Per quei primi salitori, assicurarsi era ad ogni modo ancora più complicato: chiodi e cunei di legno svolgevano allora il compito dei moderni spit e friend, che fecero la loro comparsa nel 1972. «Un diedro fantastico per l’arrampicata libera, ma difficile da assicurare», ricorda Hanspeter Geier.

 

Una variante elegante

Una volta raggiunto il diedro che dà il nome alla via, l’uscita dista ancora solo tre tiri. Ma quali tiri! Un finale da apoteosi. I gesti si susseguono naturalmente. A ogni sosta, lo scambio di sorrisi la dice lunga. Giunti sulla cresta del Galengrat, la via finisce. Alcuni la ripercorrono scendendo in corda doppia; quelli per cui la vetta è un must avranno appesantito lo zaino con scarponi pesanti e ramponi. Ad attenderli c’è la salita di un ghiacciaio indulgente che costeggia il Galengrat e quindi una cresta sommitale innevata.
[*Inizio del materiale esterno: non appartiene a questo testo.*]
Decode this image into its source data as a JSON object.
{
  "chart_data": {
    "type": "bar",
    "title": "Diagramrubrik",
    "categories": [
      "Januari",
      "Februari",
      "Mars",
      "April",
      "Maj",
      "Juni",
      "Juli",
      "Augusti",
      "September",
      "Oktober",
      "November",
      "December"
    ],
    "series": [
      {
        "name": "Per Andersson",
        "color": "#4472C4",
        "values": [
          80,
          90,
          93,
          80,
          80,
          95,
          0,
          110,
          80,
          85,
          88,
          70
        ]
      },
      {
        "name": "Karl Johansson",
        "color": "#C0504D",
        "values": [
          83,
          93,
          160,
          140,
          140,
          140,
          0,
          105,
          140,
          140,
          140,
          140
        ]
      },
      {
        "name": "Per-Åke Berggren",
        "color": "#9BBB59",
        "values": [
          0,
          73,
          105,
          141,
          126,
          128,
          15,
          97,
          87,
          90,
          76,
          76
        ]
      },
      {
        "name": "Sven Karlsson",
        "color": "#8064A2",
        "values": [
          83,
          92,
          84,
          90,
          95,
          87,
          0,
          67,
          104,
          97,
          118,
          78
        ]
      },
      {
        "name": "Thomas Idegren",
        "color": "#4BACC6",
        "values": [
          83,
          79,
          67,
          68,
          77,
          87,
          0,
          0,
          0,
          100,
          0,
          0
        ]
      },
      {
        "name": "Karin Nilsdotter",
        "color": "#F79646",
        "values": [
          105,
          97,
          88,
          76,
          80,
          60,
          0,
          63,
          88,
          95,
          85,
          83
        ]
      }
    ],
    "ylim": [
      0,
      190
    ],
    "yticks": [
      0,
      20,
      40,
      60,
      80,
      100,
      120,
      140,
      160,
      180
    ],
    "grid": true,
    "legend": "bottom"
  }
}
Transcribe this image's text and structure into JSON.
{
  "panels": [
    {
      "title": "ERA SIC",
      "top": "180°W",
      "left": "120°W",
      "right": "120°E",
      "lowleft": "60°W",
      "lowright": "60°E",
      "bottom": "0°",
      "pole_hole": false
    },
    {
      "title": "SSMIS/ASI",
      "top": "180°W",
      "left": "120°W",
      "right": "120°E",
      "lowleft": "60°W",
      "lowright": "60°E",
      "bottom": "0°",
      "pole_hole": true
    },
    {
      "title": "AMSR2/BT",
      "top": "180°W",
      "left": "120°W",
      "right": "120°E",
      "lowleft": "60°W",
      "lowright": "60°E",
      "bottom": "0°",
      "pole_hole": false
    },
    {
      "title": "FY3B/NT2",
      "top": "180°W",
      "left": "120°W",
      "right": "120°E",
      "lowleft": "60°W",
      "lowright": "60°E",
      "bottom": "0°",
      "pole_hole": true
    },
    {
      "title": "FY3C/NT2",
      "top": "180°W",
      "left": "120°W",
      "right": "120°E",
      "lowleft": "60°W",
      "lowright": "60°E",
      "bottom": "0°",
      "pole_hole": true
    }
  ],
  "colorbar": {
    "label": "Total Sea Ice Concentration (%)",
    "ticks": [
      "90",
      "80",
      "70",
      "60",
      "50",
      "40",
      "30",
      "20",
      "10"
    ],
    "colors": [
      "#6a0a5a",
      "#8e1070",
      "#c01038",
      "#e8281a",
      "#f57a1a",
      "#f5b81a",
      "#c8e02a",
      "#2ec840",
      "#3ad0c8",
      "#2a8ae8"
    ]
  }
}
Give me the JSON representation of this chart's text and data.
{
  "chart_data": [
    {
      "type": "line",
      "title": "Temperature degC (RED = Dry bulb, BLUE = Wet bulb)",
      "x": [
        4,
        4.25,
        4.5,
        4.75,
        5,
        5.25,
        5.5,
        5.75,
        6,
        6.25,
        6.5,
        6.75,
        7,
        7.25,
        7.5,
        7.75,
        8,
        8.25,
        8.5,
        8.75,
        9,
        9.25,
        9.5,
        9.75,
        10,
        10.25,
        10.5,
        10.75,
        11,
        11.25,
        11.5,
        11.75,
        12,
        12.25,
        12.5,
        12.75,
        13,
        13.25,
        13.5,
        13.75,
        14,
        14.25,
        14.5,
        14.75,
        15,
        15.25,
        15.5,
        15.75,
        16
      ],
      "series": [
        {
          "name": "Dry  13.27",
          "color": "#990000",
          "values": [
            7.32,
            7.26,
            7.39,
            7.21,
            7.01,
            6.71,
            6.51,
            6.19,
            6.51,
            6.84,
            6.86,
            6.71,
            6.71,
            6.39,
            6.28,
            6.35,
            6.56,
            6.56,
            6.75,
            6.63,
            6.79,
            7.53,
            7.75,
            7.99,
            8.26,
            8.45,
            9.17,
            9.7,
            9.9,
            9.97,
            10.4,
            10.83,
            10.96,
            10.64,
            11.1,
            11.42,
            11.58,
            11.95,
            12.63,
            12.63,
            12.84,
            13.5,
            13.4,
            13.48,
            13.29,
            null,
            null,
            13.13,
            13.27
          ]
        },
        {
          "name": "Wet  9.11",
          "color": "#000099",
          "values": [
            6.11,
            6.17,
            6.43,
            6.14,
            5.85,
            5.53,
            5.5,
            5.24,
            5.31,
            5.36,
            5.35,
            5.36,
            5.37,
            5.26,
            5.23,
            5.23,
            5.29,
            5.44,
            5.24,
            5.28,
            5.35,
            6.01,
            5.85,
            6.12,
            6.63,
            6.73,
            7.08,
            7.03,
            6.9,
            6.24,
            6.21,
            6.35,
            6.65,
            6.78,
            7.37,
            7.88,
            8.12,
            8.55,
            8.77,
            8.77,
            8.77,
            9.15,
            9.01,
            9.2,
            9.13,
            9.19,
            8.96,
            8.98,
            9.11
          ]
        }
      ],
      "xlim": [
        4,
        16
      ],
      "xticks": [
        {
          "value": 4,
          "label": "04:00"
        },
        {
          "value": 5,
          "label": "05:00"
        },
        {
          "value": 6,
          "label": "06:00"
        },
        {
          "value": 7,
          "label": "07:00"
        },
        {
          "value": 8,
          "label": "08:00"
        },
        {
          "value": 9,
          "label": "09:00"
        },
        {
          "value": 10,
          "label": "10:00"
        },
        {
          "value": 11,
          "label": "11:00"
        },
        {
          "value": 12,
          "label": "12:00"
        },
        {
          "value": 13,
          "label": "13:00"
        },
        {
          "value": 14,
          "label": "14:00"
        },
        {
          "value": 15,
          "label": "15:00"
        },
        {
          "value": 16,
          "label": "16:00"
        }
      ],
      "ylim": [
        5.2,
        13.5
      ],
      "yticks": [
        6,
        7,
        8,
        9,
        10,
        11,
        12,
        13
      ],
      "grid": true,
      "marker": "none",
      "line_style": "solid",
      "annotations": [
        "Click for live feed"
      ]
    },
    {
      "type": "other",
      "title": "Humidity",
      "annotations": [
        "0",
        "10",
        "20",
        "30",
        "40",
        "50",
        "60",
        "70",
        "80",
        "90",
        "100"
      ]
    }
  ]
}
Combinata all’arrampicata su roccia che la precede, questa conclusione rappresenta un modo estremamente elegante di raggiungere la vetta del Galenstock. Idealmente situato sul confine tra Uri e Vallese, questo punto panoramico permette di ammirare una miriade di cime ai quattro angoli delle Alpi svizzere. La limpidezza dell’aria lascia spaziare il nostro occhio dal Monte Bianco al Bernina. I giganti delle Alpi bernesi e vallesane si disputano il primato, mentre qua e là si ergono sulla massa le vette che dominano la Svizzera centrale e il Ticino. Una vera e propria lezione di geografia alpina. In simili momenti è difficile scendere dalla propria nuvola... Tanto più che, anche nei dintorni, lo spettacolo non è meno impressionante. La lingua del ghiacciaio del Rodano reca le stimmate di un’estate una volta ancora impietosa, e innumerevoli crepacci ne segnano la superficie. Le prime nevi conferiscono tuttavia una certa dolcezza allo scenario.

 

Più veloce grazie alle doppie

Al momento di pensare alla discesa, ecco risuonare nuovamente le parole di Hanspeter Geier: «Nel 1966, mia moglie ci aspettava in macchina lungo la strada della Furka. Una volta usciti dalla via, optammo per scendere sul versante vallesano lungo il Galengletscher, verso l’albergo Belvédère e il passo della Furka. Abbiamo raggiunto mia moglie solo verso mezzanotte.» Oggi questo lungo giro non è più necessario: delle linee di doppie riportano in terra urana lungo lo scosceso versante orientale del Galengrat. Sulla via del ritorno, il diedro scalato qualche ora prima non cessa di attirare il nostro sguardo.